IThink the brake in the top picture is like he one I have and the clamp bar is just loose. It’sA pain to line it up and clamp it down each time, but it would allow you to easily slide it out of your cylinder. I think the bar s 3" wide so a 4" cylinder would clear, bot you would be clamping over a previous bend.
Andy, maybe I could make a modified bar that would be narrower. Of course I like the better brake but if the cheaper one works better than there is no choice.
It would be nice to make my brake but then I would be spending time on that instead of gas.
I have one of those vise mounted brakes. Though you can make a cylinder, they are only really built to handle up to 18ga, (start to deflect) and it’s a real trial of patience, as you have to clamp for every bend, and guess at what angle for each bend, and still end up with a faceted cylinder. You have to start on both ends and work towards the middle, then cinch with straps, weld, then hammer form. The facets can be fixed by hammering on a mandrel, but it starts to get artisinal.
This is a Philippine system which should work with up to 12ga with a bit of effort, again starting from the ends, and a bit of persuasion from some weight and a big dead blow mallet… Credit to Mr. Belonio, in his interesting document, Rice Husk Gas Stove Handbook.
To close a cylinder it would have to be very sturdily braced and open on one side, or have one forming pipe secured by bolts.
The nice thing about this approach is it will not leave faceted bends.
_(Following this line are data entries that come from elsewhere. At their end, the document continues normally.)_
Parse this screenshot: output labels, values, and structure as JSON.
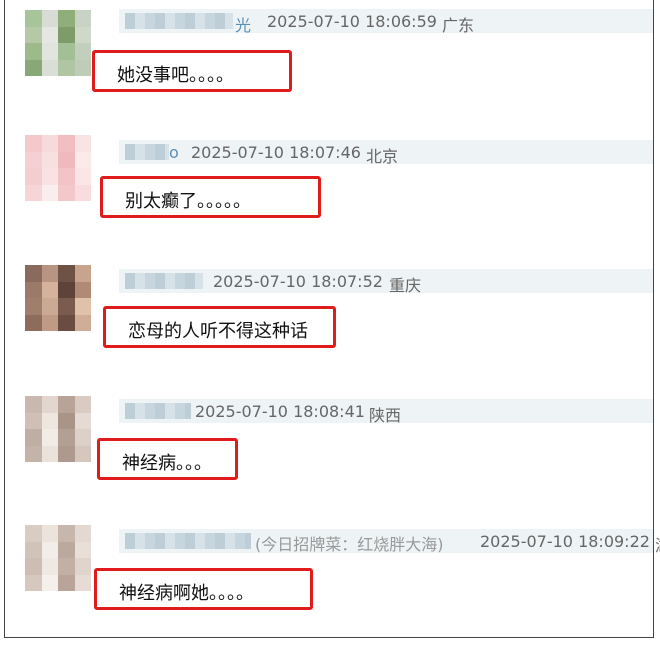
{
  "comments": [
    {
      "name_tail": "光",
      "timestamp": "2025-07-10 18:06:59",
      "location": "广东",
      "content": "她没事吧。。。。",
      "avatar_colors": [
        "#a8c49a",
        "#d7ddd4",
        "#8fae7a",
        "#c9d3c5",
        "#b5c9a6",
        "#e4e7e2",
        "#7d9c6a",
        "#cfd8c9",
        "#9cba8a",
        "#e0e5de",
        "#a3bf95",
        "#c2cfbc",
        "#88a877",
        "#d9dfd5",
        "#b0c6a3",
        "#bfcdb8"
      ]
    },
    {
      "name_tail": "o",
      "timestamp": "2025-07-10 18:07:46",
      "location": "北京",
      "content": "别太癫了。。。。。",
      "avatar_colors": [
        "#f3c9cc",
        "#f7dadb",
        "#f1bfc2",
        "#f9e4e5",
        "#f5d0d2",
        "#f8dfe0",
        "#f0b9bd",
        "#fbeaea",
        "#f4cdd0",
        "#f9e2e3",
        "#f2c4c7",
        "#fae6e7",
        "#f6d5d7",
        "#fbeced",
        "#f3c8cb",
        "#f8dcde"
      ]
    },
    {
      "name_tail": "",
      "timestamp": "2025-07-10 18:07:52",
      "location": "重庆",
      "content": "恋母的人听不得这种话",
      "avatar_colors": [
        "#8a6a5c",
        "#b89583",
        "#6f5246",
        "#c9a48d",
        "#9c7a69",
        "#d4b29c",
        "#5e4338",
        "#b08a74",
        "#a07e6c",
        "#caa995",
        "#7a5b4d",
        "#e0c2ab",
        "#8e6c5b",
        "#bf9b86",
        "#6a4c40",
        "#d0ad97"
      ]
    },
    {
      "name_tail": "",
      "timestamp": "2025-07-10 18:08:41",
      "location": "陕西",
      "content": "神经病。。。",
      "avatar_colors": [
        "#c8b8ae",
        "#e2d6ce",
        "#b7a398",
        "#d9cbc2",
        "#cfbfb5",
        "#efe6e0",
        "#a99488",
        "#e6dbd4",
        "#bfae a3",
        "#f2ebe6",
        "#b3a094",
        "#ddd0c8",
        "#c4b3a8",
        "#ebe2dc",
        "#ad998d",
        "#d5c7be"
      ]
    },
    {
      "name_tail": "",
      "reply_to": "(今日招牌菜：红烧胖大海)",
      "timestamp": "2025-07-10 18:09:22",
      "location": "湖",
      "content": "神经病啊她。。。。",
      "avatar_colors": [
        "#d9ccc3",
        "#ece3dd",
        "#c7b6ab",
        "#e4d9d2",
        "#d2c3b9",
        "#f3ede9",
        "#bca99d",
        "#e8dfd9",
        "#cdbdb2",
        "#efe8e3",
        "#c2b0a5",
        "#e0d4cc",
        "#d6c8bf",
        "#f5f0ec",
        "#b8a498",
        "#e6dcd5"
      ]
    }
  ]
}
Either approach will need fairing on a mandrel, the artist’s touch to whatever degree is satisfactory.
I like the two pipe idea. 18ga or less is fine for me. I’m just working with metal 5 gallon buckets. I think the side walls of 55 gallon barrels are 18ga and that would make a good source of sheet metal. I plan to pop rivet everything together and some bolts, no welding.
I have no idea when I will be able to use a chop saw and a welder so fabing a bender is kind of out for some time. However the two pipe bender above comes close.
Here is a homemade lite sheet metal bender that I have been thinking about. Might have to start out with a longer sheet of metal than needed. Get something like two or more hose clamps. Keep tightening the clamps until the sheet is wrapped around a form. Then possibly pop rivet. The form would need holes where riveted. Better yet, wrap a cable around the loose cylinder (with form inside), one end of the cable attached to a fixed object like a wall. the other end attached to a winch. The second cable would wrap reverse direction to counter possible rotational forces. It would be nice to use just one winch for both cables. If I can find some string, paper and a form I will make a model and post a photo.
I have seen a simple hand cranked machine that crimps 2 sheet metals together. Wery old, it was used to make buckets and gutters. It had 2 axles with changable rollers that crimped the rim in stages l think. This wuld be ideal for you.